Simulate alternative futures
- Move figures along a different path
- Change a dependency line (e.g., add a cache or circuit breaker)
- See which parts of the box still end in red

This turns your diorama into a safe sandbox for testing detection, communication, and recovery workflows.

Step 6: Focus on Decisions and Communication, Not Just Tech

Most postmortems over-index on the technical root cause. Your diorama should deliberately spotlight human and organizational factors:

Add explicit markers for:

Unclear ownership ("Who’s supposed to handle this alert?")
Role confusion (two incident commanders, or none)
Channel sprawl (five Slack channels, no single source of truth)
Escalation delays (critical teams looped in 30+ minutes late)
Cognitive overload (one person juggling logs, comms, customers)

Then ask, as you move through the model:

Where was critical information trapped in one person’s head or one channel?
Where did we optimize for speed over clarity, or vice versa, in harmful ways?
Where could a simple ritual (status updates every 10 minutes, a comms scribe) have helped?

Write these as sticky notes and place them directly on the relevant parts of the diorama.

Step 7: Integrate Reliability Modeling Concepts

Use the diorama to teach and test reliability thinking in concrete ways.

Annotate the model with:

Redundancy: Highlight services that truly have independent failover vs. those that appear redundant but share a hidden SPOF (same region, same credential store, same message queue).
Blast radius: Color-code services by impact—what fails silently vs. loudly? What takes customers down vs. creates degraded UX?
Failure modes: Mark different failure types (capacity, configuration, dependency, security breach, data corruption).
Detection vs. impact: Show visually which failures get detected quickly and which linger unnoticed.

Then run mini-scenarios:

"This region goes dark—walk me through the chain of effects."
"This credential gets leaked—what can the attacker actually reach?"
"This cache returns stale data—who notices, and how?"

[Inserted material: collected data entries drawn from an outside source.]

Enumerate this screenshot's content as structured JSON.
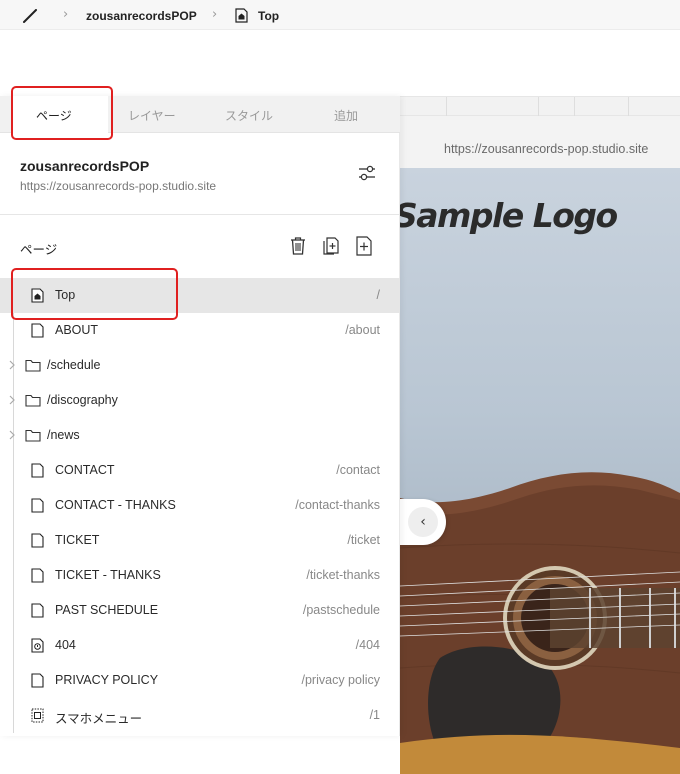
{
  "breadcrumb": {
    "project": "zousanrecordsPOP",
    "page": "Top"
  },
  "preview": {
    "url": "https://zousanrecords-pop.studio.site",
    "logo_text": "Sample Logo"
  },
  "panel": {
    "tabs": [
      {
        "label": "ページ",
        "active": true
      },
      {
        "label": "レイヤー",
        "active": false
      },
      {
        "label": "スタイル",
        "active": false
      },
      {
        "label": "追加",
        "active": false
      }
    ],
    "site_name": "zousanrecordsPOP",
    "site_url": "https://zousanrecords-pop.studio.site",
    "section_title": "ページ",
    "pages": [
      {
        "label": "Top",
        "path": "/",
        "type": "home",
        "selected": true
      },
      {
        "label": "ABOUT",
        "path": "/about",
        "type": "page"
      },
      {
        "label": "/schedule",
        "path": "",
        "type": "folder"
      },
      {
        "label": "/discography",
        "path": "",
        "type": "folder"
      },
      {
        "label": "/news",
        "path": "",
        "type": "folder"
      },
      {
        "label": "CONTACT",
        "path": "/contact",
        "type": "page"
      },
      {
        "label": "CONTACT - THANKS",
        "path": "/contact-thanks",
        "type": "page"
      },
      {
        "label": "TICKET",
        "path": "/ticket",
        "type": "page"
      },
      {
        "label": "TICKET - THANKS",
        "path": "/ticket-thanks",
        "type": "page"
      },
      {
        "label": "PAST SCHEDULE",
        "path": "/pastschedule",
        "type": "page"
      },
      {
        "label": "404",
        "path": "/404",
        "type": "error"
      },
      {
        "label": "PRIVACY POLICY",
        "path": "/privacy policy",
        "type": "page"
      },
      {
        "label": "スマホメニュー",
        "path": "/1",
        "type": "menu"
      }
    ]
  },
  "colors": {
    "highlight": "#e02020",
    "selected_row": "#e6e6e6"
  }
}
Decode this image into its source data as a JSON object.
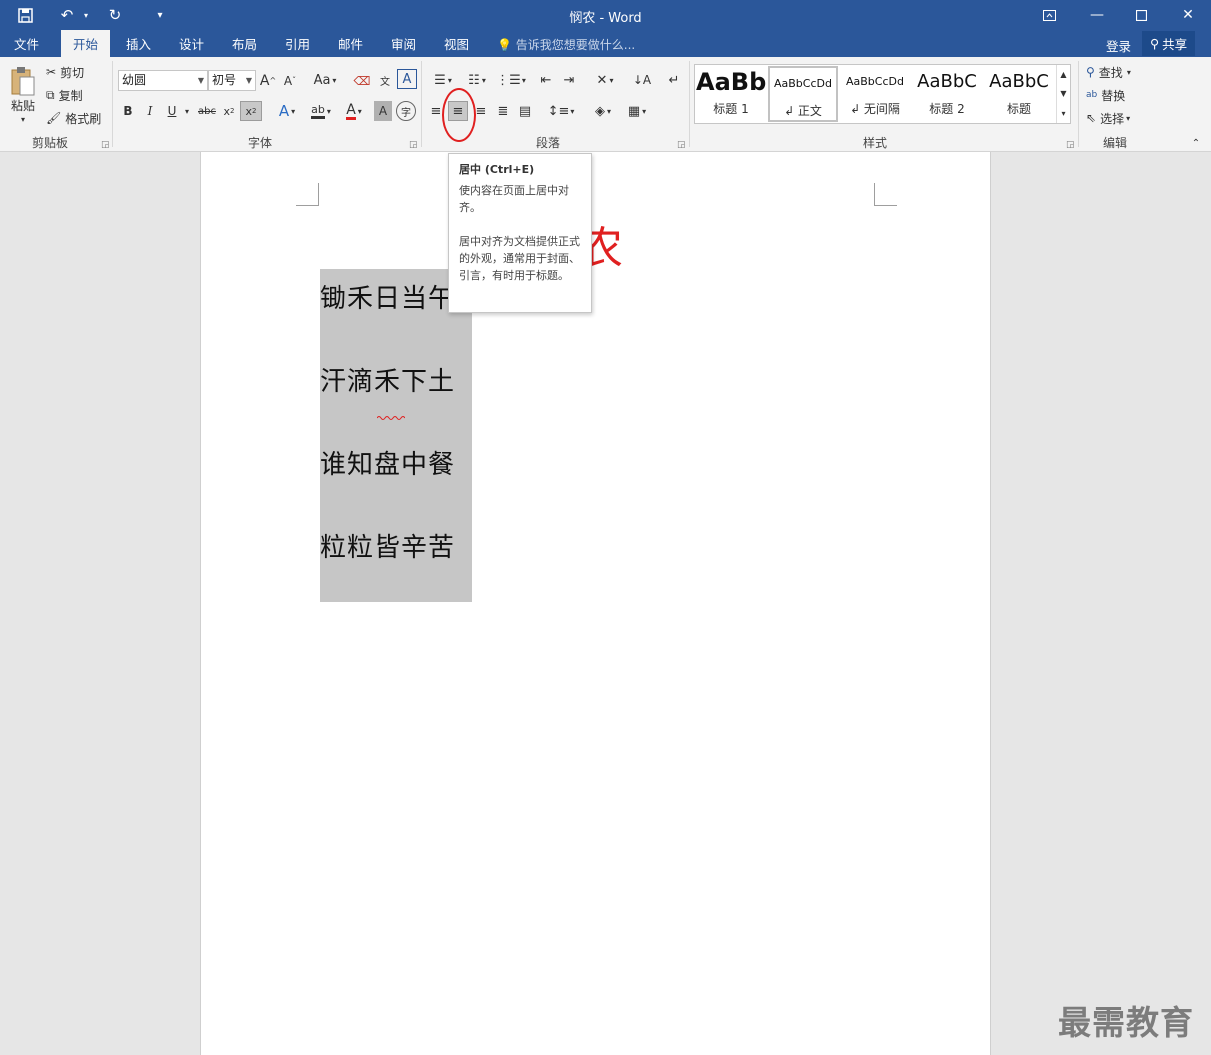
{
  "app": {
    "window_title": "悯农 - Word",
    "brand_color": "#2b579a"
  },
  "qat": {
    "save_icon": "save-icon",
    "undo_icon": "undo-icon",
    "redo_icon": "redo-icon",
    "customize_icon": "customize-qat-icon"
  },
  "tabs": [
    "文件",
    "开始",
    "插入",
    "设计",
    "布局",
    "引用",
    "邮件",
    "审阅",
    "视图"
  ],
  "active_tab": "开始",
  "tell_me": "告诉我您想要做什么...",
  "account": {
    "login": "登录",
    "share": "共享"
  },
  "clipboard": {
    "paste": "粘贴",
    "cut": "剪切",
    "copy": "复制",
    "format_painter": "格式刷",
    "label": "剪贴板"
  },
  "font": {
    "name": "幼圆",
    "size": "初号",
    "change_case": "Aa",
    "label": "字体"
  },
  "paragraph": {
    "label": "段落"
  },
  "styles": {
    "label": "样式",
    "items": [
      {
        "preview": "AaBb",
        "name": "标题 1"
      },
      {
        "preview": "AaBbCcDd",
        "name": "↲ 正文"
      },
      {
        "preview": "AaBbCcDd",
        "name": "↲ 无间隔"
      },
      {
        "preview": "AaBbC",
        "name": "标题 2"
      },
      {
        "preview": "AaBbC",
        "name": "标题"
      }
    ]
  },
  "editing": {
    "find": "查找",
    "replace": "替换",
    "select": "选择",
    "label": "编辑"
  },
  "tooltip": {
    "title": "居中 (Ctrl+E)",
    "line1": "使内容在页面上居中对齐。",
    "line2": "居中对齐为文档提供正式的外观，通常用于封面、引言，有时用于标题。"
  },
  "document": {
    "title_visible": "农",
    "lines": [
      "锄禾日当午",
      "汗滴禾下土",
      "谁知盘中餐",
      "粒粒皆辛苦"
    ]
  },
  "watermark": "最需教育"
}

You’re building shared mental models of reliability that stick far better than a PDF.

Step 8: Make It a Cross‑Functional Ritual

The real power comes when the diorama becomes a collaborative tool, not a one-time gimmick.

Invite:

Engineering (dev, SRE, platform)
Security
Customer support / success
Product and program managers
Incident managers or leadership

Use the session to:

Ask, "What went wrong?" from each perspective
Ask, "What would we do differently next time?" and capture concrete changes
Identify training gaps (on-call readiness, tooling knowledge)
Turn insights into tickets, runbooks, and playbook updates

Leave the diorama somewhere visible (war room, team area, or photographed and documented) as a living artifact of learning.

Step 9: Repeat With New Scenarios

Don’t stop at one.

Make analog incident dioramas a periodic exercise:

Rebuild the same incident after major architecture or process changes
Model new, hypothetical scenarios:
- Major cloud provider outage
- Ransomware attack
- Compromised CI/CD pipeline
- Region-wide network partition
Compare "old world vs. new world" models to see if changes actually reduce risk

Over time, you build a physical library of near-misses and disasters, and a culture that treats them as raw material for improvement rather than embarrassment.

Conclusion: Turning Pain Into Practice

A shoebox full of yarn and paper won’t fix your systems. But it will:

Expose how outages really unfold, beyond a neat root cause statement
Make invisible dependencies and SPOFs impossible to ignore
Highlight decision points, communication paths, and human constraints
Give teams a safe way to practice responses to complex, messy failure

Digital tools are great for real-time response. But for reflection, teaching, and building shared understanding, analog can be surprisingly powerful.

Your worst outage is already in the past. Turn it into a shoebox-scale replica that helps ensure the next incident is shorter, clearer, and far less painful—for your systems, your teams, and your customers.